George Daneel
- Born: George Murray Daneel 29 August 1904 Calvinia, Cape Colony
- Died: 19 October 2004 (aged 100) Franschhoek, South Africa
- Height: 1.86 m (6 ft 1 in)
- Weight: 86.2 kg (13 st 8 lb)
- School: Robertson Boys High, Robertson
- University: University of Cape Town Stellenbosch University

Rugby union career
- Position: Number eight

Amateur team(s)
- Years: Team / Apps / (Points)
- University of Cape Town
- –: Stellenbosch University
- –: Garrison

Provincial / State sides
- Years: Team / Apps / (Points)
- 1928–1931: Western Province
- 1931: Transvaal
- Western Transvaal / 1

International career
- Years: Team / Apps / (Points)
- 1928–1932: South Africa / 8 / (6)

= George Daneel =

South African rugby union player

George Murray Daneel (29 August 1904 - 19 October 2004) was a South African rugby player.

==Personal history==
Daneel was born in Calvinia, Cape Colony (now in the Northern Cape) on 29 August 1904 to Marthinus and Charlotte Daneel, and was one of seven children. His father was a Dutch Reformed Church minister who had played rugby for Stellenbosch University against Bill Maclagan's 1891 British team. He also had two other relatives who played at a high level; his uncle Henry Daneel was a member of Paul Roos' 1906–07 team, while one of his cousins, Louis Louw, played on the 1912–13 tour under the captaincy of Billy Millar.

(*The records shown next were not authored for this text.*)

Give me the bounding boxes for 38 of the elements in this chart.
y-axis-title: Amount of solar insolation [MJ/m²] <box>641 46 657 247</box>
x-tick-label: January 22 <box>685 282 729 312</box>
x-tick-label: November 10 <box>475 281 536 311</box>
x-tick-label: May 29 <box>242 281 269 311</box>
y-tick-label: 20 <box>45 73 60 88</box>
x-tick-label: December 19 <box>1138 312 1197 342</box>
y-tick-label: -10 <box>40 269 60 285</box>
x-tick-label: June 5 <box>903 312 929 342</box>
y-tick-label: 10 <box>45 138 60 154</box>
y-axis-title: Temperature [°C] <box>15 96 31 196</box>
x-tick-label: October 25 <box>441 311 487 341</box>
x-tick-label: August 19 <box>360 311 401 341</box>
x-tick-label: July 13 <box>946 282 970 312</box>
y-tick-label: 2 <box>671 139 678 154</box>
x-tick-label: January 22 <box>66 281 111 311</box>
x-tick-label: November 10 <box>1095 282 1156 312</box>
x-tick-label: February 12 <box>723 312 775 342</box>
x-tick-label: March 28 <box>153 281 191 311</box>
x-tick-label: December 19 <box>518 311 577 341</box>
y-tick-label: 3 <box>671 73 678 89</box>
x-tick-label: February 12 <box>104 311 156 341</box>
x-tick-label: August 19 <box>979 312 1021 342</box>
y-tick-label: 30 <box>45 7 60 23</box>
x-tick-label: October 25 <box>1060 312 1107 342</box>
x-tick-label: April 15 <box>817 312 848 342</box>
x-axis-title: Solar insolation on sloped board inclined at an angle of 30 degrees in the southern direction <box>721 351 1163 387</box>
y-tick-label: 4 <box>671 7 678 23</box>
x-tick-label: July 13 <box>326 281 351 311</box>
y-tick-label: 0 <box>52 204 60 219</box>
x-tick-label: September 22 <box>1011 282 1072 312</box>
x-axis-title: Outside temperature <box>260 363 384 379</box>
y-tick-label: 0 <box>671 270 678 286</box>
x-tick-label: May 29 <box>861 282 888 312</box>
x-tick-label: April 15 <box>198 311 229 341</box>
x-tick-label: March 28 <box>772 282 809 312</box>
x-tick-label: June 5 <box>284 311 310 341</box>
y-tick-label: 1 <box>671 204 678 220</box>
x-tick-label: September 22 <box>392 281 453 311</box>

When his father was at Victoria West, Daneel attended the local school, but had to leave in his final year as he was the only senior pupil left and that the standards were not quite up to scratch. His father eventually sent him to school in Robertson, due to the boarding there being inexpensive.

He studied theology at the University of Cape Town (UCT) in 1922 and 1923, failing both years, but managed to complete his final year at Stellenbosch University in 1929.

==Rugby career==
While still at school he played halfback, alternating between scrum-half and fly-half on opposite sides of the field. After arriving at the University of Cape Town (UCT) with the intention of studying theology, he came to the realization that he had no future at scrum-half and subsequently switched to number 8.

At provincial level, he represented Western Province and Transvaal. During World War II after he had already stopped playing, he was also persuaded to play for and captain Western Transvaal after their regular captain Nic Bierman became ill.

He won his first cap against New Zealand in 1928 and his last against Scotland in 1932.

==Life after rugby==
On the 1931–32 Springbok tour of the UK and Ireland, he came into contact with Frank Buchman's Oxford Group and decided to give up rugby to be a part of the Moral Re-Armament, although he still coached on occasion. His work with the movement made him particularly unpopular with the government of the time.

Later he followed in his father's footsteps and himself became a religious minister and served as chief chaplain to the South African Forces during World War II.